Aid is not just about dollars, but about engagement that confers influence. Aid programs bring American officials into contact with a wide swath of Palestinian society, which can help ensure that American influence outlasts the current leadership of the Palestinian Authority. It would be rash to assume that the vacuum left by the United States will not be filled by others, such as Russia, whose agenda in the region diverges sharply from Washington’s.
Finally, American aid has been a stabilizing influence in both the West Bank and Gaza. Many USAID programs began in the aftermath of the Second Intifada and were designed to prevent a return to such turbulence. Over the past 15 years, security assistance programs have helped build Palestinian security forces to supplant the semiofficial militias that fueled violence during the Second Intifada. These Palestinian security forces have effectively coordinated with the Israeli Army to combat terrorism in the West Bank.
By curtailing violence, raising standards of living and keeping children in school, American assistance has contributed to a long period of relative calm, if not peace. It is for this reason that Israeli officials have for years quietly supported its continuation.

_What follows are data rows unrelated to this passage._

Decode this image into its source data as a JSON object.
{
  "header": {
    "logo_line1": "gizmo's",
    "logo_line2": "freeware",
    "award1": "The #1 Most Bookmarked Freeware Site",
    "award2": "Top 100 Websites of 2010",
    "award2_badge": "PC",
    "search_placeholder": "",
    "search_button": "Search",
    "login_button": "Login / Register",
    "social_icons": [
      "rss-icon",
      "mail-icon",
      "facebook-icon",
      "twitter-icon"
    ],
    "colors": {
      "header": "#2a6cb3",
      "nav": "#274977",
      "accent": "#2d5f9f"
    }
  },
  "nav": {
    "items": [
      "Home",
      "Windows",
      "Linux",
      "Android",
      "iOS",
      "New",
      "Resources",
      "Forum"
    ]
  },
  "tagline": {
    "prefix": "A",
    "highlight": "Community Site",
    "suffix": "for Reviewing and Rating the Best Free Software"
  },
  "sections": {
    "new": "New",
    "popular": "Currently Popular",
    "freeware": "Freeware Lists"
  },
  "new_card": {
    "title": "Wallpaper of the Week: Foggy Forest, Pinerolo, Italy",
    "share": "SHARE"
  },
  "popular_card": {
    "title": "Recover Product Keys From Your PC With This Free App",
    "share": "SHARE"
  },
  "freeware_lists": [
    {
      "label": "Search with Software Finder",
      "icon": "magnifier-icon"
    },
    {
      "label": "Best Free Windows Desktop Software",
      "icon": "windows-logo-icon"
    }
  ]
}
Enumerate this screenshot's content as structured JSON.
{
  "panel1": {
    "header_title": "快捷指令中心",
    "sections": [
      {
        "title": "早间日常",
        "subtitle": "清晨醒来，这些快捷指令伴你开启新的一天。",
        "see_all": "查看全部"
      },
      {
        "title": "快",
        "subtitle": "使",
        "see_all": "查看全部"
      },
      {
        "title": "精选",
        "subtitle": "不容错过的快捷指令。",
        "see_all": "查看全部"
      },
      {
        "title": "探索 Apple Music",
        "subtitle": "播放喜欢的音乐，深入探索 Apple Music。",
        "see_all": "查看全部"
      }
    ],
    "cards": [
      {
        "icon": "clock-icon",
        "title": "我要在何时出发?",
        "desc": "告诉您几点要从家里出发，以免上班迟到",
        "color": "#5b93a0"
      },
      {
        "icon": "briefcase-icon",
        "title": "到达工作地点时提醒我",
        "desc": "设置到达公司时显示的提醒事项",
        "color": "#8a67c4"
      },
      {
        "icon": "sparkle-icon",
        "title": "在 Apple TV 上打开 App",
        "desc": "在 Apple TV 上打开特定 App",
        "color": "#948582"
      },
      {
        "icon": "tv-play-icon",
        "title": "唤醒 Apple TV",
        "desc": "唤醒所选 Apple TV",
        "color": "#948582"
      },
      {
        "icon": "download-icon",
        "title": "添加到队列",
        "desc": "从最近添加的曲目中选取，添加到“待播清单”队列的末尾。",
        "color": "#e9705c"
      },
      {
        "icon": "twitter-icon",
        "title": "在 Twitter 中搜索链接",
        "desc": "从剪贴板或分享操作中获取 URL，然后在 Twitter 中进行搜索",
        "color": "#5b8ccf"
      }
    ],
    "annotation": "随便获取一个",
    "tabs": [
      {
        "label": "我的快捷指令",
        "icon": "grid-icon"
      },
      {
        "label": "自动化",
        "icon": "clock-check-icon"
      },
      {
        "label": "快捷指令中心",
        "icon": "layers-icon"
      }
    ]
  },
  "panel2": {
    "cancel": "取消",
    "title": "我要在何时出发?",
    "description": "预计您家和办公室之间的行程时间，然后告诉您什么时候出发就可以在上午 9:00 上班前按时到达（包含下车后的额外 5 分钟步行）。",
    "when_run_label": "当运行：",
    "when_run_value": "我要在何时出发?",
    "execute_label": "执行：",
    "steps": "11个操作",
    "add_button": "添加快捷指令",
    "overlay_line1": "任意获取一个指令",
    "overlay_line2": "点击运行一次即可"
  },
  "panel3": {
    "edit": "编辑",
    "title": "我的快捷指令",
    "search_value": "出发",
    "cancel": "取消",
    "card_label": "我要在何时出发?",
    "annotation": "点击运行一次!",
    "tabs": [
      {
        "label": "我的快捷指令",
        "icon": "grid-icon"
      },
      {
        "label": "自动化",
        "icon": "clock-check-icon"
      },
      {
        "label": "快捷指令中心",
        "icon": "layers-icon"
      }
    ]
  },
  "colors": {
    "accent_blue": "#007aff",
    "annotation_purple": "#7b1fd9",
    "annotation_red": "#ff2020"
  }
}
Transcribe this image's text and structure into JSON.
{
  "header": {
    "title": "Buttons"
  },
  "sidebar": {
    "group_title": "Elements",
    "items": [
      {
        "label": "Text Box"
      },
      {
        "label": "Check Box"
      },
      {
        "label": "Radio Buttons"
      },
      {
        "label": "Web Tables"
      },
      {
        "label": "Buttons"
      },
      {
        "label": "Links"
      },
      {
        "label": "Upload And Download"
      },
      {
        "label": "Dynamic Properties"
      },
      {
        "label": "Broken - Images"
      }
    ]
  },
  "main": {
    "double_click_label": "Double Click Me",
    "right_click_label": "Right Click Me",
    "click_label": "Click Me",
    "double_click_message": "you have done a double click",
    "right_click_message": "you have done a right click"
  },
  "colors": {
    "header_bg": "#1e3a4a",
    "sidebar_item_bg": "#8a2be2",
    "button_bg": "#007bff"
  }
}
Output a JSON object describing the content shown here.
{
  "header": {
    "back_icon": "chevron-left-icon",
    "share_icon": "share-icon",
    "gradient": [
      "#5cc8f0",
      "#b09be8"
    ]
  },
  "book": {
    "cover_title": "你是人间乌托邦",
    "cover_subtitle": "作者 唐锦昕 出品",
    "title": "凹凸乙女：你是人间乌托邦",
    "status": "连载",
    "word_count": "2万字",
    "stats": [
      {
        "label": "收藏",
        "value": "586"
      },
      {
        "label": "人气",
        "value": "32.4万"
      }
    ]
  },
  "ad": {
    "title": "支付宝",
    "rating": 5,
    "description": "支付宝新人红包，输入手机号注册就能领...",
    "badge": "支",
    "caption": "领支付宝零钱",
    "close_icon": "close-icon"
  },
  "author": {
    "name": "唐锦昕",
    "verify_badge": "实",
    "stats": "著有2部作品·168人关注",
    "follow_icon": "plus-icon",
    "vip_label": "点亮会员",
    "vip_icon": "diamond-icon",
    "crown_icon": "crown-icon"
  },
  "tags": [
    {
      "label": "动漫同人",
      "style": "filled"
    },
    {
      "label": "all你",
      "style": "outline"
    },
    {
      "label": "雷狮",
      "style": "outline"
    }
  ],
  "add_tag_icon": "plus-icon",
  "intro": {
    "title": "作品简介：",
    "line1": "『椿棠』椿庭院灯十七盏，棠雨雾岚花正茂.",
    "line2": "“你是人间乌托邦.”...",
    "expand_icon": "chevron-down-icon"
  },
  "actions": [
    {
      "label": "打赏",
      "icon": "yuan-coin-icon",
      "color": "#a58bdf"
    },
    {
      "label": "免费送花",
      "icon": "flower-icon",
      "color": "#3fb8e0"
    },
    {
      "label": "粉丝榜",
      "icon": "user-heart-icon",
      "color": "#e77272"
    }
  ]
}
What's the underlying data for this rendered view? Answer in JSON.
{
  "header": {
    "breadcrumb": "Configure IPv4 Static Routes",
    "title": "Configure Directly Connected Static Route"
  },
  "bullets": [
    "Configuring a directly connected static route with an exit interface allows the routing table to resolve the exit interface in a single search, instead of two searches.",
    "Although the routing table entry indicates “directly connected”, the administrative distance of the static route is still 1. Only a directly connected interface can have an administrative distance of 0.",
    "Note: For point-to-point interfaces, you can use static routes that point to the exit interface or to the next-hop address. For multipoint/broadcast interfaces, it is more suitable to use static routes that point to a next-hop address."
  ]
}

Anyone who supports Israeli-Palestinian peace should hope for the success of Mr. Trump’s plan. But peace will ultimately require more than the agreement of leaders. It will require a Palestinian security force that can fend off those determined to use violence to derail peace efforts, and a civil society that can ensure that peace is not just a top-down proposition. Aid to the Palestinians—conditional and coordinated with Israel—should be a part of American policy. It could not only help President Trump’s plan succeed but also ensure stability if peace efforts founder.
Michael Singh is the Lane-Swig Senior Fellow and managing director at The Washington Institute.